Multilingual Hill sort

brief introduction

Shell's sort is Insertion sort One of them, also known as "reducing increment sort", is a more efficient version of the direct insertion sort algorithm. Hill sort is an unstable sort algorithm. This method was named after D.L.Shell in 1959. Excerpts from: Baidu Encyclopedia

Code

algorithm analysis

private static final void sort(int[] array, int gap) {
    for (int i = gap; i < array.length; i++) {
        int sentinel = array[i];
        for (int j = i - gap; j >= 0; j -= gap) {
            if (array[j] > sentinel) {
                array[j + gap] = array[j];
                array[j] = sentinel;
            } else {
                break;
            }
        }
    }
}

// Execution sequencing
// [27, 12, 36, 12, 24, 68, 59, 91, 45]
sort(array, 5);
// [12, 12, 36, 27, 24, 45, 59, 91, 68]
sort(array, 3);
// [12, 12, 24, 27, 36, 45, 59, 68, 91]
sort(array, 1);

In fact, the sort function in the code is essentially an insertion sort, but the traversal increment of the sequence is changed from 1 to the specified variable (gap). When the increment is not 1, the insertion sort changes the sequence of the sublist with the interval of the specified increment (grouping sort). Therefore, after the completion of sorting, the sequence is not completely ordered. Until the increment is 1, the sequence will not become after the completion of sorting Overall order (after the actual direct execution of the sorting with increment of 1, the sequence can be ordered directly, but this sorting is a simple insertion sorting). Although the sorting with increment of not 1 can not make the sequence overall order, it can be converted into basic order. When the last step of the insertion sorting (with increment of 1), the number of element moves will be reduced. There is no final conclusion about the step value in Hill's sorting and it can't prove an optimal value. Here we simply use the method of reducing the list length by half

Java version

private static final void sort(int[] array, int gap) {
    for (int i = gap; i < array.length; i++) {
        int sentinel = array[i];
        for (int j = i - gap; j >= 0; j -= gap) {
            if (array[j] > sentinel) {
                array[j + gap] = array[j];
                array[j] = sentinel;
            } else {
                break;
            }
        }
    }
}

private static final void sort(int[] array) {
    // Select the sorting increment by halving the list length. When the increment is 1, the sorting ends
    for (int gap = array.length / 2; gap > 0; gap /= 2) {
        sort(array, gap);
    }
}

Python version

def shell_sort_once(lst, gap):
    for i in range(gap, len(lst)):
        key = lst[i]
        j = i - gap
        while j >= 0:
            if lst[j] > key:
                lst[j + gap], lst[j] = lst[j], key
            else:
                break
            j -= gap

gap = len(lst) // 2
while gap > 0:
    shell_sort_once(lst, gap)
    gap //= 2

epilogue

Hill sort is a kind of unstable sort (related to incremental selection). Its essence is still insertion sort, which is generally more efficient than insertion sort (related to the sequence itself, for example, the sequence itself is an ordered sequence, while Hill sort is not as efficient as insertion sort)
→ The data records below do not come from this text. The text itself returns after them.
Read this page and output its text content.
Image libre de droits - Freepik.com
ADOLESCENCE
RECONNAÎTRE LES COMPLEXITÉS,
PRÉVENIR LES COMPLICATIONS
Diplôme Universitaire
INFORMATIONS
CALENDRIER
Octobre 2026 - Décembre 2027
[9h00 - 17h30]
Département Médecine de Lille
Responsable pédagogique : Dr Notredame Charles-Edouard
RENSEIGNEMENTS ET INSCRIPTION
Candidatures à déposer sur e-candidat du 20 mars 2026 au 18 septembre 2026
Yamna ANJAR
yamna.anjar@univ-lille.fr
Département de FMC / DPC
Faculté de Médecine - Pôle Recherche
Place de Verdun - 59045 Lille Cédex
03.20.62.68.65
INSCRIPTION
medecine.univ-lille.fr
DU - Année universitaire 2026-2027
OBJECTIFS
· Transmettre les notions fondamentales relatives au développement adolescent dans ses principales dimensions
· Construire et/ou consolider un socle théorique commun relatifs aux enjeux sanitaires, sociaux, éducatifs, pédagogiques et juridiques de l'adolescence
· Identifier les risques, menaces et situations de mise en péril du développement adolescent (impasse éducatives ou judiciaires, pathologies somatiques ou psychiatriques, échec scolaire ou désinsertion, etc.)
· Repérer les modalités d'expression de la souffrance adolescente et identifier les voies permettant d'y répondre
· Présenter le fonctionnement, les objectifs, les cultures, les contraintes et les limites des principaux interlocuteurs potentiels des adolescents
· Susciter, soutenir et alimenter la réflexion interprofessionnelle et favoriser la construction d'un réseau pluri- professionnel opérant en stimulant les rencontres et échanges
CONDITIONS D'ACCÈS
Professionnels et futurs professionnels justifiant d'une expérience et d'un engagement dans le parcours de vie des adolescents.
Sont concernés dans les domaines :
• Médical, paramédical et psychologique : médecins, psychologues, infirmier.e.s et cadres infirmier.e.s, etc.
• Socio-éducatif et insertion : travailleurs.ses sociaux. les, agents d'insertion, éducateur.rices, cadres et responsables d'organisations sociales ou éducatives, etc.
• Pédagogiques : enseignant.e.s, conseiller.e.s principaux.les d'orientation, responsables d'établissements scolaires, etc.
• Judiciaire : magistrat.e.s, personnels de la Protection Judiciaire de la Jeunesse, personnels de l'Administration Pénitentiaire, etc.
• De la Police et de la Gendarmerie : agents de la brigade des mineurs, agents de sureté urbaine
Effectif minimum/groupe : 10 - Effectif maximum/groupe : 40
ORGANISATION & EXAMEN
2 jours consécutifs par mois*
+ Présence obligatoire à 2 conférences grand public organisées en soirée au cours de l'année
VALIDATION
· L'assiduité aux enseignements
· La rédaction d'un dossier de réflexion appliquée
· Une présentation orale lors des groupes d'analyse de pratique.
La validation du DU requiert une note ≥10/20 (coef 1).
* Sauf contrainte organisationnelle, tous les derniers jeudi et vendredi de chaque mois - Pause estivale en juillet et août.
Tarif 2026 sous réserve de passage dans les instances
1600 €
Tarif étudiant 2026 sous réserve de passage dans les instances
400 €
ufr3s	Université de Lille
PS: when I read other Hill sorting codes, I always get confused by their N-layer loop. Later, when I understand that the internal loop is actually just the insertion sort, and the external loop is an incremental iteration cycle, I can figure it out. When I write, I usually use functions to pull out the single insertion sort, and the code will be easier to read and understand.